If the lockdown hadn't got in the way, she'd probably be at an airport or in some hotel, says Melanie Chisholm via video stream.

The 46-year-old British woman, who became world famous in the 1990s as a member of the Spice Girls, does not stand still.

The British girl group's sales records fill a long Wikipedia entry.

On top of that, Chisholm alias Mel C is

also enormously successful solo

with over 20 million records (hit single:

Never be the Same Again)

.

During the height of the Corona crisis, she appeared in home videos with the family.

Her new solo album

Melanie C

will be released soon

,

and one of the first public appearances since the beginning of the pandemic takes her to Hamburg this week - as a juror for the Anchor Award at the Hamburg Reeperbahn Festival.

DIE ZEIT:

How does a Spice Girl spend a typical lockdown day?

Melanie Chisholm:

I cook, train and clean.

In the long run everything is a little monotonous.

ZEIT:

You could watch them in home videos.

In a video you can see your daughter doing schoolwork.

How does that fit in with the claim you have already expressed to keep your private life really private?

Chisholm:

I have close celebrity friends whose children are constantly on public view.

I, on the other hand, want my daughter to decide for herself when she's old enough - that's why I don't show her face, she's only eleven.

I also keep telling her very strictly that you shouldn't flaunt your private life on Instagram.

You can do a lot of things on social networks that you later regret.

ZEIT:

On the other hand, you are very intimate in the text of your single

Who I Am,

which deals with psychological problems in your past.

Chisholm: It

helps me to open up like that.

I've got to a point in my life where I'm ready for it.

A lot of great things have happened to me too, and I have now found my inner peace.

I can now accept myself for who I am.

I want to communicate all of this with my new album to give courage to others who are in difficult situations.

Women in particular are often unnecessarily strict with themselves.

ZEIT:

You also show a personal side in the video clip for your single: You walk through a museum in which famous poses from your career are exhibited.

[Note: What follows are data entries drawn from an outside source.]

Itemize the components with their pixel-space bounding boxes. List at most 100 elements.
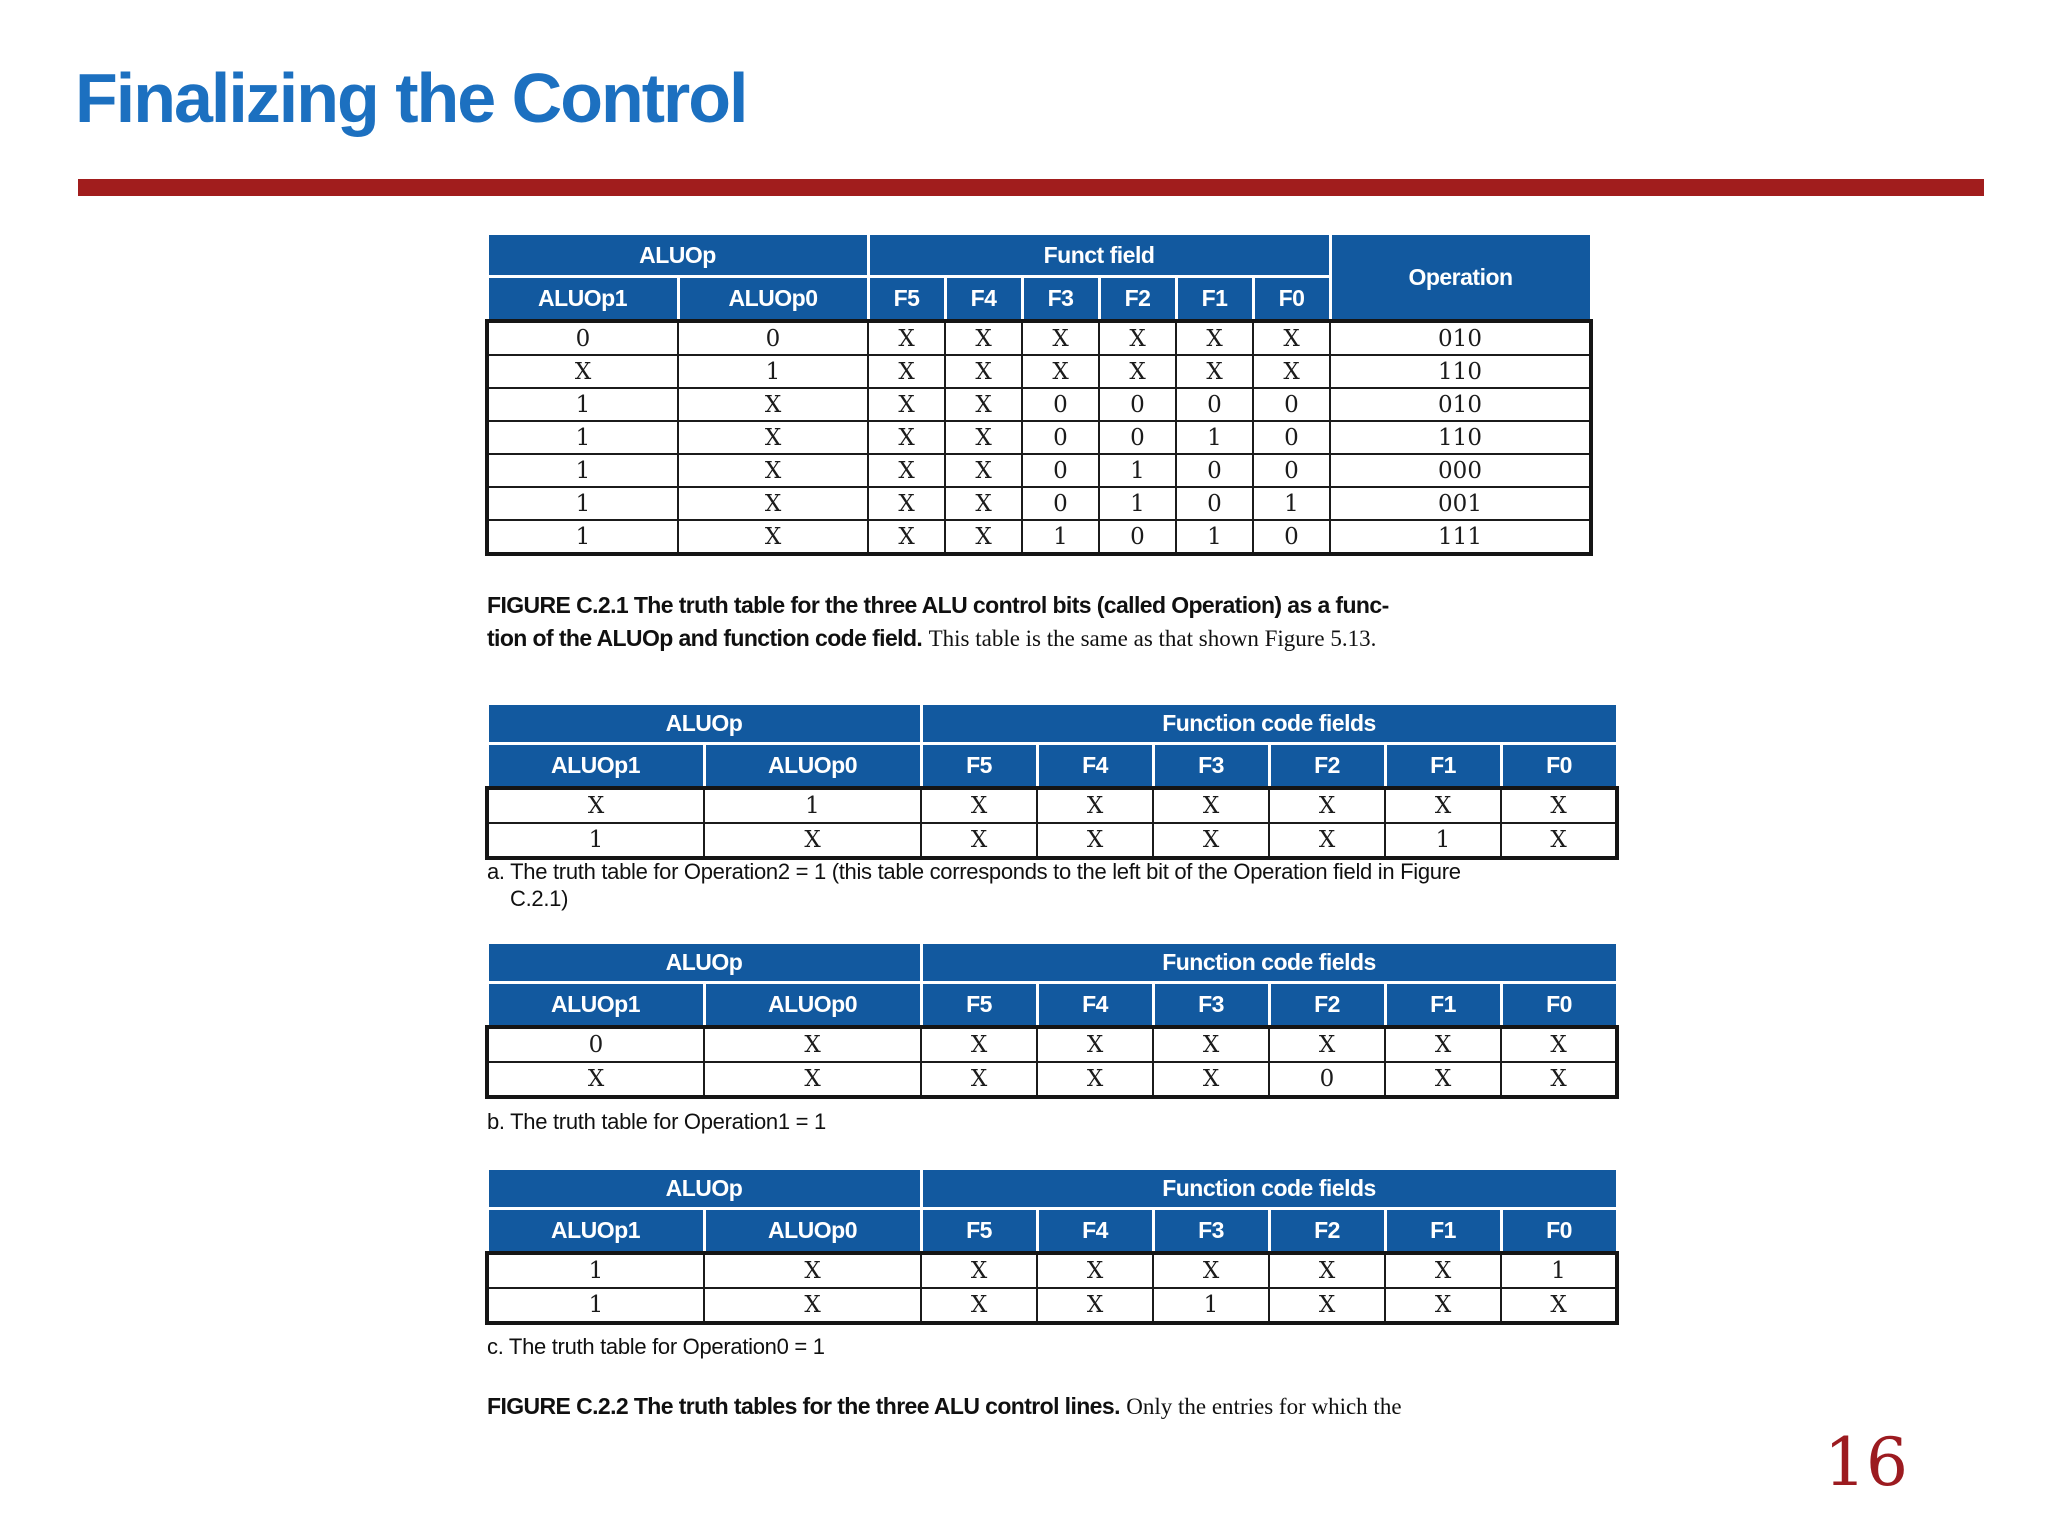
caption-a-line2: C.2.1) xyxy=(510,886,569,911)
group-header-function-code-fields: Function code fields xyxy=(919,941,1619,984)
caption-c-line1: c. The truth table for Operation0 = 1 xyxy=(487,1334,825,1359)
table-cell: X xyxy=(1152,1061,1270,1098)
caption-b: b. The truth table for Operation1 = 1 xyxy=(487,1108,1637,1135)
group-header-aluop: ALUOp xyxy=(485,1167,923,1210)
table-cell: X xyxy=(920,1061,1038,1098)
table-cell: 0 xyxy=(1021,387,1100,422)
group-header-operation: Operation xyxy=(1328,232,1593,323)
table-cell: X xyxy=(1500,1287,1618,1324)
table-cell: X xyxy=(867,453,946,488)
figure-c21-caption: FIGURE C.2.1 The truth table for the thr… xyxy=(487,589,1637,655)
table-cell: X xyxy=(1036,1026,1154,1063)
table-cell: X xyxy=(944,486,1023,521)
truth-table-operation0: ALUOp Function code fields ALUOp1 ALUOp0 F… xyxy=(485,1167,1619,1325)
table-cell: X xyxy=(920,1026,1038,1063)
column-header: F5 xyxy=(919,981,1039,1029)
table-cell: 0 xyxy=(677,320,869,356)
table-cell: 000 xyxy=(1329,453,1592,488)
column-header: ALUOp1 xyxy=(485,275,680,323)
column-header-row: ALUOp1 ALUOp0 F5 F4 F3 F2 F1 F0 xyxy=(485,275,1591,323)
table-cell: 1 xyxy=(1252,486,1331,521)
table-cell: X xyxy=(1384,1026,1502,1063)
column-header-row: ALUOp1 ALUOp0 F5 F4 F3 F2 F1 F0 xyxy=(485,1207,1619,1255)
table-cell: 1 xyxy=(486,486,679,521)
table-cell: X xyxy=(1500,822,1618,859)
table-cell: X xyxy=(920,787,1038,824)
table-cell: X xyxy=(703,1287,922,1324)
column-header: F0 xyxy=(1499,742,1619,790)
table-cell: 0 xyxy=(1021,486,1100,521)
caption-serif-text: Only the entries for which the xyxy=(1126,1394,1402,1419)
table-cell: 1 xyxy=(486,1287,705,1324)
table-cell: X xyxy=(1021,354,1100,389)
table-cell: X xyxy=(486,787,705,824)
table-cell: X xyxy=(944,354,1023,389)
table-cell: X xyxy=(1268,787,1386,824)
title-divider xyxy=(78,179,1984,196)
table-cell: 0 xyxy=(1098,519,1177,555)
table-cell: X xyxy=(1098,354,1177,389)
table-cell: X xyxy=(867,354,946,389)
table-cell: 001 xyxy=(1329,486,1592,521)
table-cell: X xyxy=(1098,320,1177,356)
table-cell: X xyxy=(1500,1026,1618,1063)
table-cell: X xyxy=(867,387,946,422)
table-cell: X xyxy=(703,1026,922,1063)
caption-a-line1: a. The truth table for Operation2 = 1 (t… xyxy=(487,859,1461,884)
table-cell: 1 xyxy=(1098,453,1177,488)
column-header: F3 xyxy=(1020,275,1101,323)
column-header-row: ALUOp1 ALUOp0 F5 F4 F3 F2 F1 F0 xyxy=(485,981,1619,1029)
table-cell: 0 xyxy=(1098,387,1177,422)
table-cell: X xyxy=(1384,1287,1502,1324)
table-cell: X xyxy=(703,1061,922,1098)
table-cell: X xyxy=(1268,822,1386,859)
table-row: 1 X X X 0 0 1 0 110 xyxy=(486,420,1592,455)
table-cell: X xyxy=(1384,1061,1502,1098)
column-header: ALUOp1 xyxy=(485,742,706,790)
table-cell: 1 xyxy=(1098,486,1177,521)
caption-serif-text: This table is the same as that shown Fig… xyxy=(928,626,1377,651)
column-header: F4 xyxy=(943,275,1024,323)
page-number: 16 xyxy=(1824,1424,1908,1501)
truth-table-operation2: ALUOp Function code fields ALUOp1 ALUOp0 F… xyxy=(485,702,1619,860)
caption-b-line1: b. The truth table for Operation1 = 1 xyxy=(487,1109,826,1134)
table-cell: X xyxy=(1175,320,1254,356)
caption-bold-text: FIGURE C.2.2 The truth tables for the th… xyxy=(487,1393,1120,1419)
caption-c: c. The truth table for Operation0 = 1 xyxy=(487,1333,1637,1360)
table-cell: X xyxy=(867,420,946,455)
table-cell: 1 xyxy=(486,822,705,859)
table-cell: X xyxy=(1036,822,1154,859)
table-cell: X xyxy=(1252,320,1331,356)
table-cell: 0 xyxy=(1252,420,1331,455)
table-cell: 110 xyxy=(1329,420,1592,455)
group-header-function-code-fields: Function code fields xyxy=(919,1167,1619,1210)
table-row: 1 X X X 0 0 0 0 010 xyxy=(486,387,1592,422)
table-cell: 1 xyxy=(1175,420,1254,455)
table-cell: X xyxy=(677,486,869,521)
column-header: F5 xyxy=(919,1207,1039,1255)
truth-table-c21-body: 0 0 X X X X X X 010 X 1 X X X X X X 110 1 X X X 0 0 0 0 010 1 X X X 0 0 1… xyxy=(486,320,1592,555)
group-header-funct-field: Funct field xyxy=(866,232,1332,278)
table-cell: X xyxy=(1268,1252,1386,1289)
table-cell: 1 xyxy=(486,1252,705,1289)
table-cell: X xyxy=(486,1061,705,1098)
table-cell: X xyxy=(944,387,1023,422)
table-cell: 0 xyxy=(1175,453,1254,488)
table-cell: 1 xyxy=(703,787,922,824)
table-cell: X xyxy=(1036,1061,1154,1098)
table-row: 0 0 X X X X X X 010 xyxy=(486,320,1592,356)
table-cell: X xyxy=(1036,787,1154,824)
table-cell: 1 xyxy=(677,354,869,389)
table-cell: 1 xyxy=(1021,519,1100,555)
table-cell: X xyxy=(944,420,1023,455)
column-header-row: ALUOp1 ALUOp0 F5 F4 F3 F2 F1 F0 xyxy=(485,742,1619,790)
table-cell: X xyxy=(1152,1026,1270,1063)
table-cell: X xyxy=(920,1287,1038,1324)
table-cell: X xyxy=(1500,787,1618,824)
table-cell: X xyxy=(1021,320,1100,356)
column-header: F1 xyxy=(1383,981,1503,1029)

How strange was that for you?

Chisholm:

It was a gauntlet run.

It was particularly difficult to be reminded of the time of my first solo album

Northern Star

: At that time I wore my hair short.

Seeing me like this again stirred up almost forgotten memories of a difficult phase in my life.

Back then I had a lot of personal problems to deal with.

Such a confrontation can also be very beneficial, indeed cathartic.

You face your past and can go on freely.

ZEIT:

How did you manage to be less strict with yourself?

Chisholm:

It was a fluid process.

Everyone has to survive the teenage years.

Where do i belong

Who am I?

I also found my twenties to be a very tough time.

When I was put in the spotlight, the pressure to perform and the expectations were incredible.

And at the same time I had to clarify for myself who I actually am.

But at some point I got there and accepted what I was doing, which was very liberating.

My new album is largely inspired by the time I spent on tour with the Spice Girls last year.

ZEIT:

Your new album sounds danceable and electronic, just like the rave sounds of the nineties.

A memory of your youth?

Chisholm:

I've always loved electronic music.

In the early 1990s, I went to raves in empty warehouses every weekend.

It wasn't as wild and illegal as the raves in the late eighties, but it was still totally exciting for me: I was nineteen, young and irresponsible, and I just enjoyed the freedom of the moment while dancing.

ZEIT:

You then professionalized dancing.

Chisholm:

Yes, I went to a performing arts college with the aim of being able to work in musicals at some point.

My plan was to make it to the West End stages of London, where the big musicals are played.

Or maybe even perform on Broadway in New York one day.

But then the Spice Girls got in the way.

However, I was able to realize my dreams from then later: I performed in the West End and was

on tour

with the musical

Jesus Christ Superstar

.

If you will, the circle has come full.

ZEIT:

Do you remember the first time that you heard your voice on the radio?

Chisholm:

Yes, I actually do.

I was out in the car with the girls, suddenly our first single

Wannabe was

on the radio and we freaked out.

I remember the sales skyrocketing and we watched, stunned and excited, as the song climbed to the top of the UK charts.